I am the 'D' in the D v Ireland case that has become the subject of so much comment in recent weeks.
Now I want to apologise to the hundreds of families who, over the next four years at least, will be devastated when their pregnant wife, daughter, mother or sister receives a diagnosis of fatal foetal abnormality. I have been told that if I had applied straight to the Irish High Court when I received that diagnosis 13 years ago, things might be different now. I stayed anonymous to grieve and recover, to be in good health for my other children.
The appalling vista this week of 104 politicians voting against medical intervention when a foetus is incompatible with survival haunts me.
Each TD who pressed that red button, declared they will not acknowledge the suffering and will force women to endure exponential tragedy by leaving Ireland for a termination for medical reasons.

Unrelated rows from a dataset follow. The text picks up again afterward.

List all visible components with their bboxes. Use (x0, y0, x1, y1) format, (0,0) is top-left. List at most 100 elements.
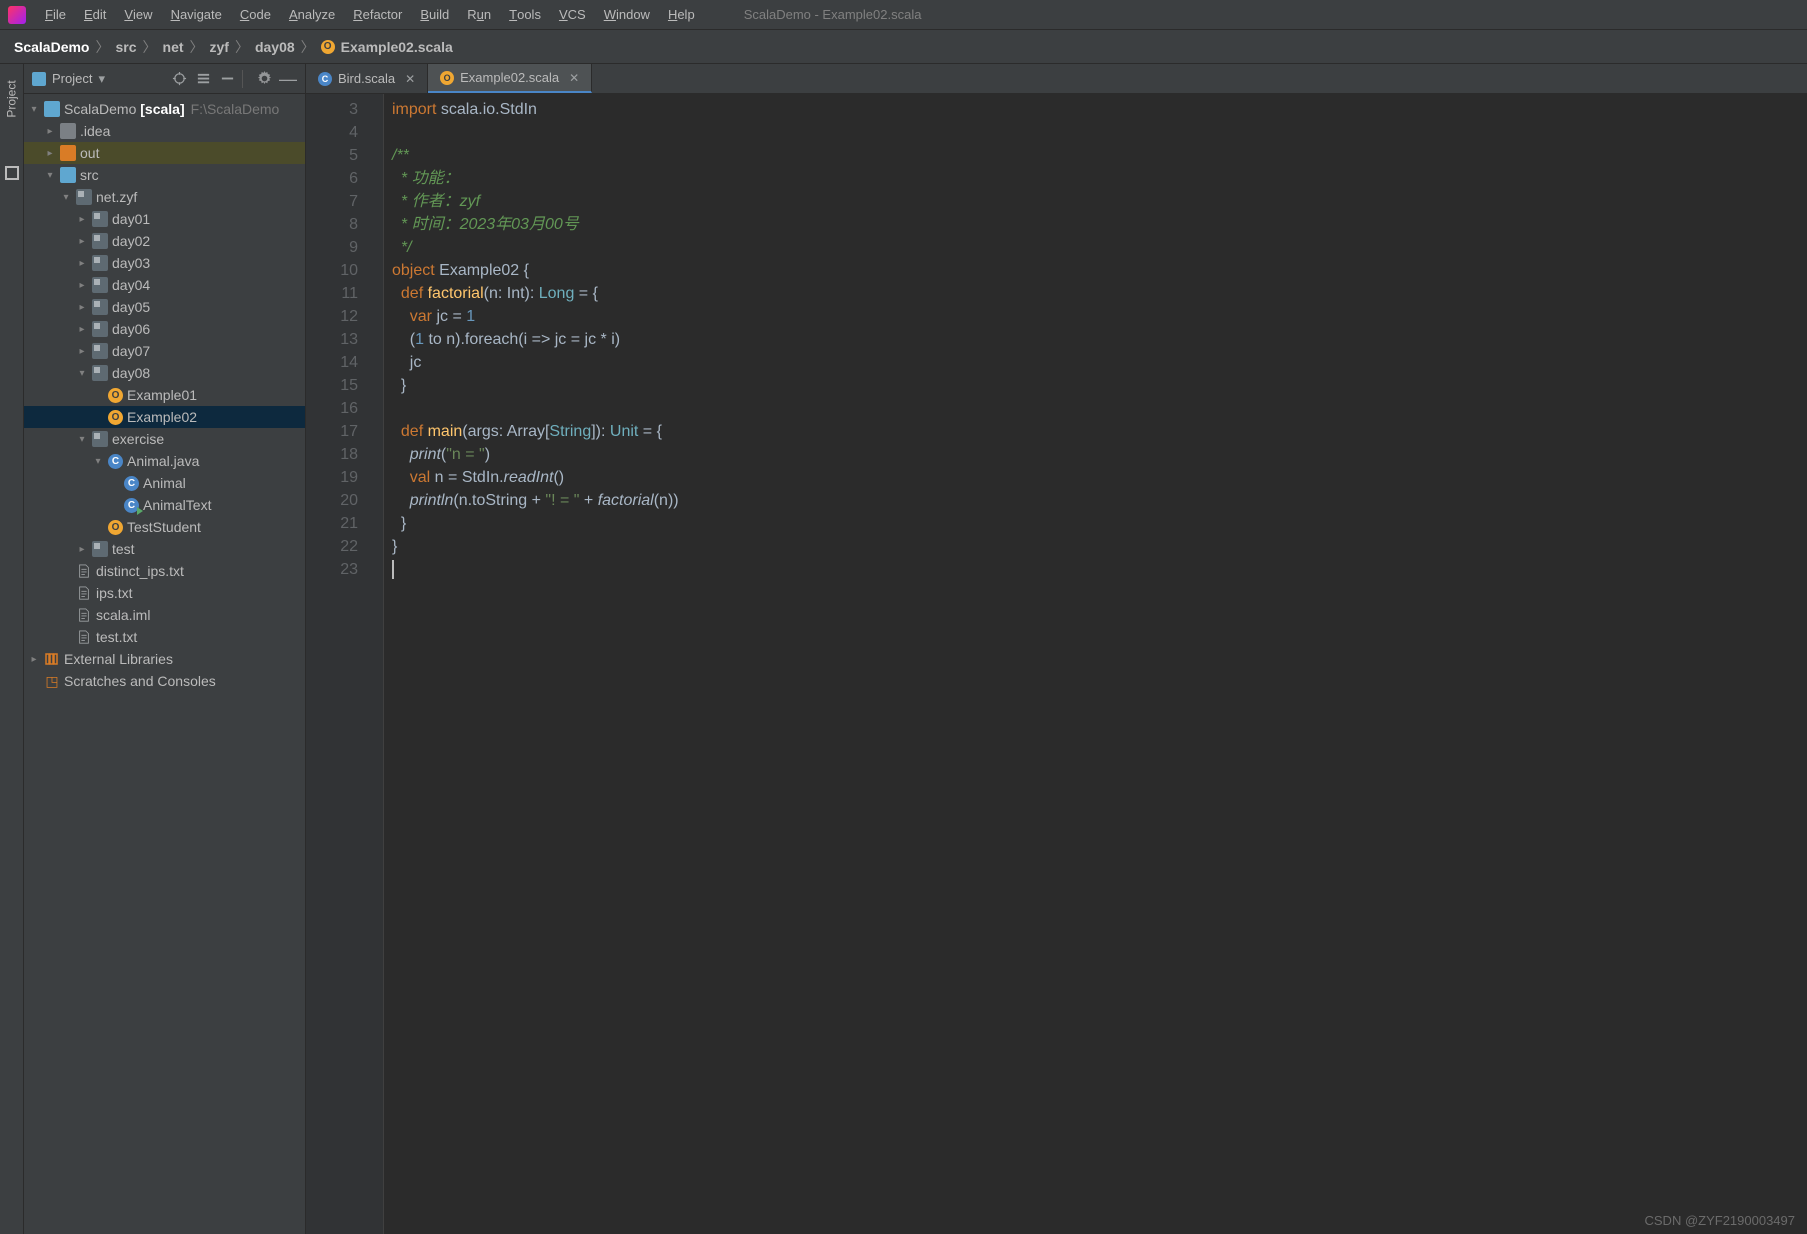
package-icon (92, 277, 108, 293)
tree-day04[interactable]: ▸day04 (24, 274, 305, 296)
locate-icon[interactable] (170, 70, 188, 88)
menu-file[interactable]: File (36, 0, 75, 30)
tree-scratches[interactable]: ◳Scratches and Consoles (24, 670, 305, 692)
folder-icon (60, 167, 76, 183)
object-icon: O (108, 410, 123, 425)
tree-animal[interactable]: CAnimal (24, 472, 305, 494)
tree-day08[interactable]: ▾day08 (24, 362, 305, 384)
tree-pkg[interactable]: ▾net.zyf (24, 186, 305, 208)
tree-file-test-txt[interactable]: test.txt (24, 626, 305, 648)
crumb-day08[interactable]: day08 (255, 39, 295, 55)
class-icon: C (124, 476, 139, 491)
tree-file-distinct_ips-txt[interactable]: distinct_ips.txt (24, 560, 305, 582)
collapse-all-icon[interactable] (218, 70, 236, 88)
menu-code[interactable]: Code (231, 0, 280, 30)
crumb-sep-icon: 〉 (143, 37, 157, 57)
divider (242, 70, 243, 88)
tree-day05[interactable]: ▸day05 (24, 296, 305, 318)
close-icon[interactable]: ✕ (405, 72, 415, 86)
tree-example02[interactable]: OExample02 (24, 406, 305, 428)
tree-exercise[interactable]: ▾exercise (24, 428, 305, 450)
package-icon (92, 321, 108, 337)
file-icon (76, 607, 92, 623)
line-gutter[interactable]: 34567891011121314151617181920212223 (306, 94, 366, 1234)
module-icon (44, 101, 60, 117)
menu-edit[interactable]: Edit (75, 0, 115, 30)
project-icon (32, 72, 46, 86)
menu-run[interactable]: Run (458, 0, 500, 30)
package-icon (92, 211, 108, 227)
menu-vcs[interactable]: VCS (550, 0, 595, 30)
menu-window[interactable]: Window (595, 0, 659, 30)
package-icon (92, 365, 108, 381)
tree-animaltext[interactable]: CAnimalText (24, 494, 305, 516)
file-icon (76, 629, 92, 645)
hide-icon[interactable]: — (279, 70, 297, 88)
package-icon (76, 189, 92, 205)
object-icon: O (440, 71, 454, 85)
watermark: CSDN @ZYF2190003497 (1645, 1213, 1796, 1228)
tree-idea[interactable]: ▸.idea (24, 120, 305, 142)
tree-src[interactable]: ▾src (24, 164, 305, 186)
crumb-zyf[interactable]: zyf (210, 39, 229, 55)
structure-tool-icon[interactable] (5, 166, 19, 180)
object-icon: O (321, 40, 335, 54)
scratches-icon: ◳ (44, 673, 60, 689)
code-zone[interactable]: 34567891011121314151617181920212223 impo… (306, 94, 1807, 1234)
project-tree[interactable]: ▾ScalaDemo [scala]F:\ScalaDemo▸.idea▸out… (24, 94, 305, 1234)
tab-example02-scala[interactable]: O Example02.scala ✕ (428, 64, 592, 93)
project-view-selector[interactable]: Project ▾ (32, 71, 164, 87)
close-icon[interactable]: ✕ (569, 71, 579, 85)
editor-area: C Bird.scala ✕ O Example02.scala ✕ 3456789101… (306, 64, 1807, 1234)
project-tool-tab[interactable]: Project (5, 80, 19, 117)
menu-build[interactable]: Build (411, 0, 458, 30)
folder-icon (60, 145, 76, 161)
crumb-src[interactable]: src (115, 39, 136, 55)
library-icon (44, 651, 60, 667)
tree-out[interactable]: ▸out (24, 142, 305, 164)
menu-analyze[interactable]: Analyze (280, 0, 344, 30)
tree-test[interactable]: ▸test (24, 538, 305, 560)
menu-tools[interactable]: Tools (500, 0, 550, 30)
menu-host: FileEditViewNavigateCodeAnalyzeRefactorB… (36, 0, 704, 30)
crumb-net[interactable]: net (163, 39, 184, 55)
tree-example01[interactable]: OExample01 (24, 384, 305, 406)
project-view-label: Project (52, 71, 92, 86)
tree-file-scala-iml[interactable]: scala.iml (24, 604, 305, 626)
tab-label: Bird.scala (338, 71, 395, 86)
tree-day03[interactable]: ▸day03 (24, 252, 305, 274)
tree-file-ips-txt[interactable]: ips.txt (24, 582, 305, 604)
tab-label: Example02.scala (460, 70, 559, 85)
package-icon (92, 431, 108, 447)
app-logo-icon (8, 6, 26, 24)
tree-teststudent[interactable]: OTestStudent (24, 516, 305, 538)
tree-external-libraries[interactable]: ▸External Libraries (24, 648, 305, 670)
code-content[interactable]: import scala.io.StdIn/** * 功能： * 作者：zyf … (384, 94, 1807, 1234)
expand-all-icon[interactable] (194, 70, 212, 88)
tree-day06[interactable]: ▸day06 (24, 318, 305, 340)
tree-day02[interactable]: ▸day02 (24, 230, 305, 252)
tree-day01[interactable]: ▸day01 (24, 208, 305, 230)
crumb-sep-icon: 〉 (95, 37, 109, 57)
project-panel: Project ▾ — ▾ScalaDemo [scala]F:\ScalaDe… (24, 64, 306, 1234)
tree-animal-java[interactable]: ▾CAnimal.java (24, 450, 305, 472)
tree-day07[interactable]: ▸day07 (24, 340, 305, 362)
fold-column[interactable] (366, 94, 384, 1234)
tree-root[interactable]: ▾ScalaDemo [scala]F:\ScalaDemo (24, 98, 305, 120)
main-row: Project Project ▾ — ▾ScalaDemo [scala]F:… (0, 64, 1807, 1234)
menu-bar: FileEditViewNavigateCodeAnalyzeRefactorB… (0, 0, 1807, 30)
object-icon: O (108, 520, 123, 535)
class-icon: C (318, 72, 332, 86)
menu-navigate[interactable]: Navigate (162, 0, 231, 30)
crumb-project[interactable]: ScalaDemo (14, 39, 89, 55)
gear-icon[interactable] (255, 70, 273, 88)
crumb-sep-icon: 〉 (301, 37, 315, 57)
menu-view[interactable]: View (115, 0, 161, 30)
menu-refactor[interactable]: Refactor (344, 0, 411, 30)
crumb-sep-icon: 〉 (235, 37, 249, 57)
package-icon (92, 233, 108, 249)
menu-help[interactable]: Help (659, 0, 704, 30)
package-icon (92, 343, 108, 359)
crumb-file[interactable]: Example02.scala (341, 39, 453, 55)
tab-bird-scala[interactable]: C Bird.scala ✕ (306, 64, 428, 93)
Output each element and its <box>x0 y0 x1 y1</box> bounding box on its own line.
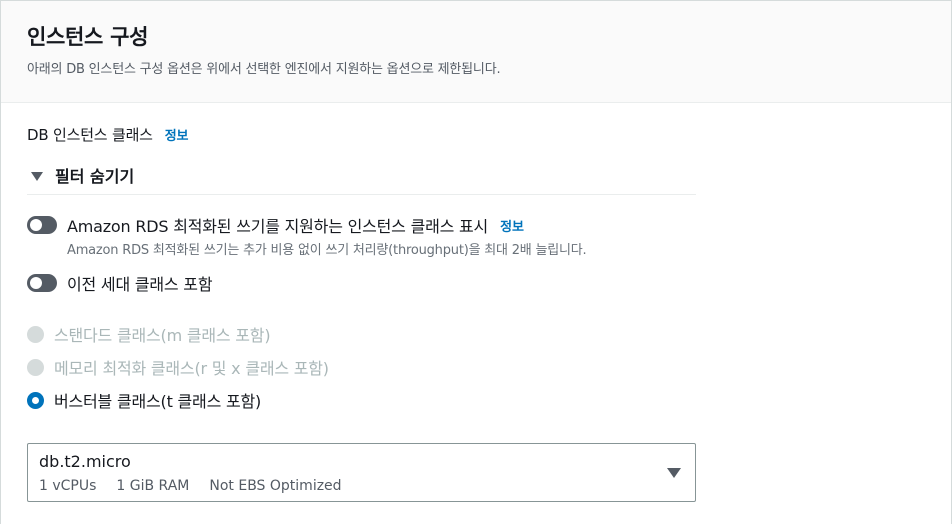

The D v Ireland case was taken on the understanding that I would be guaranteed anonymity. I still wonder if I stood in front of the 12 judges in the Grand Chamber of the European Court of Human Rights and explained that there were no domestic remedies to be exhausted, would Ireland have had to legislate or call a referendum back in 2006, saving hundreds of affected families in the last nine years much pain. At the fourth stage hearing, the ECtHR heard testimony from several third-party legal and medical organisations in my favour. They also heard counsel's opinion on behalf of the Fianna Fáil government.
Four years earlier, in January 2002,I was pregnant with twins. During an amniocentesis, the obstetrician told me one was dead and the other was kicking like a horse. Three weeks later, she called me back to the hospital - by then I was over four months pregnant. As we sat at her desk, her words went over my head: "chromosomal abnormality, incompatible with survival". I stared at the file hoping there was a mix up. We agreed to have the tests couriered to the UK to be triple-checked. The doctor's face was tense as I searched for hope, some explanation, some assurance that this could be fixed. That there might be surgery. She shook her head and explained some organs were already missing. As I had grown big (which is common in Trisomy 18) and was very tired, I could not imagine another five months sustaining this sadness as a family. I became practical for a moment and asked where would they take me? Was there a special ward, where this baby - who would not survive - could be delivered and we could bury him in January rather than July. The doctor stared and said, "that is illegal in this jurisdiction". And that was the beginning of a long and, until recently, private, agony. The agony was not the decision, but the secrecy, the stigma. The pathway to my delivery was ultimately a compassionate one, outside this jurisdiction, where we were treated with the utmost sympathy and I left hospital with a little white coffin and drove back to Ireland and buried our baby at a family funeral. So the unviable unborn can be respected and dignified - no amount of scaremongering will change that.
On Tuesday evening, the Taoiseach revelled in his largesse at providing Clare Daly TD with an opportunity to bring a private member's bill to introduce a clause for fatal foetal abnormality into the Protection of Life during Pregnancy Act 2013. But in fact it was an opportunity to triumphantly declare the untested unconstitutionality of the bill.
However, the bill, combined with the State's argument in D v Ireland, provides ample scope to adopt an amendment.
Dr Alan Brady (Trinity College Law Lecturer and Irish Council of Civil Liberties) in his submission to the Oireachtas in January 2013, referred to my case:
"The argument made by the Irish State was that, had she gone to the High Court, it was at least tenable that she would have successfully obtained a mandatory injunction requiring her to be permitted to have a (termination). Therefore, if that argument is being made by the Irish State and being accepted as a feasible argument by the European Court of Human Rights, if legislation is passed by these Houses providing for lethal foetal abnormality, then it is at least arguable that it is constitutional. We would say there is a strong argument that it is required under Article 3."
Even more compelling, Michael McNamara TD (Labour, Clare) has drafted his own amendment to address fatal foetal abnormality in the PLDP Act, based on my D v Ireland case.He quotes the government's argument to the ECtHR: "It was an open question as to whether Article 40.3.3 could have allowed a lawful abortion in Ireland in the applicant's circumstances."
With the Attorney General's advice to this Government shrouded in secrecy, we cannot review on what basis she re-interpreted this constitutional stance, a course only open to the Supreme Court.
I took the case so that no other woman in Ireland would go through the double tragedy. Other women and men have been braver and have spoken publicly about their different circumstances. We are all the more saddened by having to repeat our stories until something is done.
The country will not go into convulsions. Since 2002, when I first told my story, the awareness of this anomaly in medical intervention has brought about an 80-89pc support for an amendment.